Am 20. August endet das dritte Hilfsprogramm für Griechenland, ohne dass zu diesem Zeitpunkt bereits an einem weiteren Hilfprogramm gearbeitet würde. Griechenland ist, mit anderen Worten, von nun an bei der Kreditbeschaffung wieder auf die internationalen Kapitalmärkte verwiesen. Die wichtigsten Ratingagenturen beurteilen die Chancen für neue Kraditaufnahmen positiv, was allerdings nur wenig darüber aussagt, wie die Konditionen hierfür im konkreten Fall aussehen würden. Die (realwirtschaftlichen) Basisdaten sind ambivalent: Das reale Inlandsprodukt ist zwar im Jahr 2017 gestiegen und die Prognosen für dieses Jahr gehen von einer Fortsetzung des realen Wirtschaftswachtums aus. Der Haushalt weist einen Primärüberschuss aus, ist aber unter Berücksichtigung der laufenden Bedienung der ausstehenden Kredite und ausstehender Zahlungsverpflichtungen insbesondere bei den Sozialleistrungen weiterhin in einstelliger Milliardenhöhe defizitär. Aufgrund der Austeritätspolitik, die Griechenlands Regierung auf Druck der öffentlichen Geldgeber IMF und EU während der vergangenen acht Jahre durchgezogen hat, ist die wirtschaftliche Lage der Bevölkerung und dabei insbesondere die der Rentner äußerst miserabel; das Durchschnittseinkommen liegt auf dem Ninevau des Jahres 2003. Die nach Eintritt in die Euro-Zone durch eine hemmungslose internationale Kreditaufnahme finanzierte Wohlstandsteigerung – die inländische Güterverwendung lag für acht Jahre um etwa 10 vom Hundert über der inländischen Gütererstellung – wurde damit nahezu vollständig wieder verloren. eine logische Kosequenz jeder kreditfinanzierten Konsumausweitung, wenn die Gläubiger auf einer Rückzahlung ihre Kredite beharren. Die prekäre Finanzlage wird noch verschlimmert, wenn, wie im Falle der drei internationalen Hilfsprogramme, Zins und Tilgung der Kredite nicht aus der laufenden Produktion genommen werden (können), sondern die Aufnahme neuer Kredite (sog. Revolvingkredite) erfordern, die in aller Regel dann die Verschuldung ehre steigern als abbauen. So wird die öffentliche Verschuldung Griechenlds in diesem Jahr wohl 350 Mrd. Euro und damit 190 vom Hundert des Bruttoinlandsprodukts erreichen. Viele Experten, so auch der IMF, gehenm davon aus, dass Griechenland diese Schuldenlast n ie aus eigenem wird abbauen können und fordern deshalb ein Moratorium, einen glatten pauschalen Schuldenschnitt („Haircut“).

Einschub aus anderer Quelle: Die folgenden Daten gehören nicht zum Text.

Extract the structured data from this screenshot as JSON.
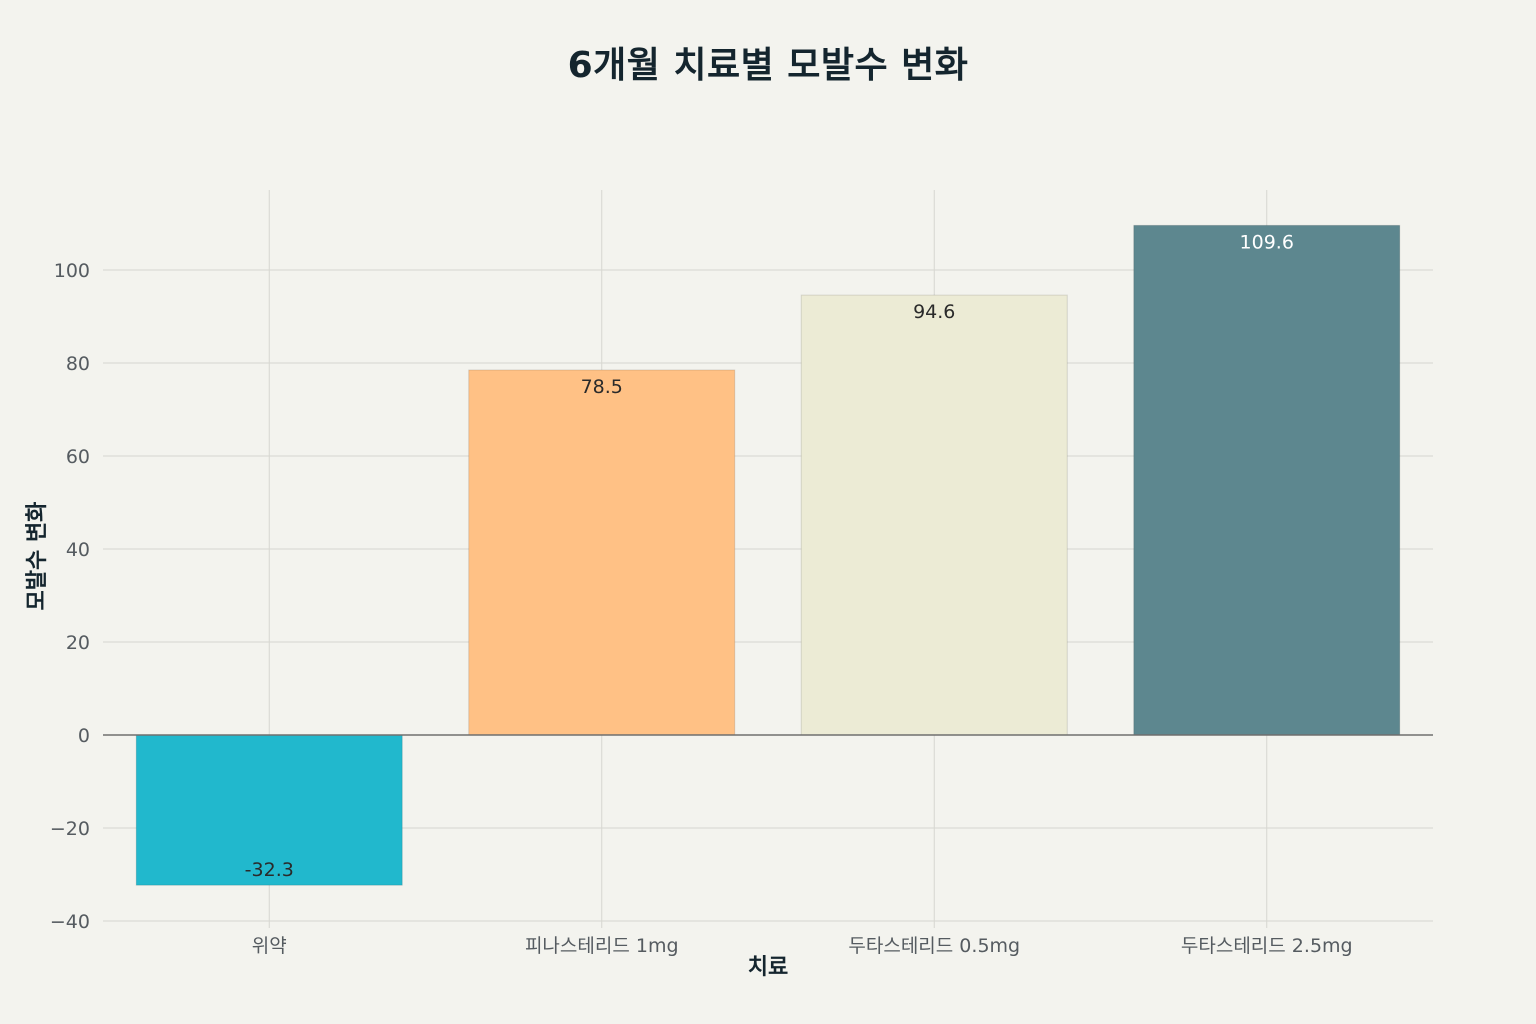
{
  "chart_data": {
    "type": "bar",
    "title": "6개월 치료별 모발수 변화",
    "xlabel": "치료",
    "ylabel": "모발수 변화",
    "categories": [
      "위약",
      "피나스테리드 1mg",
      "두타스테리드 0.5mg",
      "두타스테리드 2.5mg"
    ],
    "values": [
      -32.3,
      78.5,
      94.6,
      109.6
    ],
    "value_labels": [
      "-32.3",
      "78.5",
      "94.6",
      "109.6"
    ],
    "ylim": [
      -40,
      117
    ],
    "yticks": [
      -40,
      -20,
      0,
      20,
      40,
      60,
      80,
      100
    ],
    "ytick_labels": [
      "−40",
      "−20",
      "0",
      "20",
      "40",
      "60",
      "80",
      "100"
    ],
    "grid": true,
    "legend": false,
    "colors": [
      "#21b8cd",
      "#ffc185",
      "#ecebd5",
      "#5d878f"
    ],
    "label_colors": [
      "#2a2a2a",
      "#2a2a2a",
      "#2a2a2a",
      "#ffffff"
    ]
  }
}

Unter Berücksichtigung der Erfahrungen der durch den EURO-Beitritt ausgelösten ungehemmten Krediteuphorie der ersten Jahre wird man angesichts der derzeitigen desolaten wirtschaftlichen und sozialen Lage der Bevölkerung solchen Vorstellungen mit einer gebotenen Skepsis entgegen treten: Keine demokratisch gewählte Regierung kann ihrer Wählerschaft auf Dauer kreditfinanzierte Wohltaten verweigern, vor allem dann nicht, wenn sie diese über fast ein Jahrzehnt hinweg zu ständig steigenden Opfern gezwungen hat.  Und damit wäre man dann wieder zurück auf Feld 1.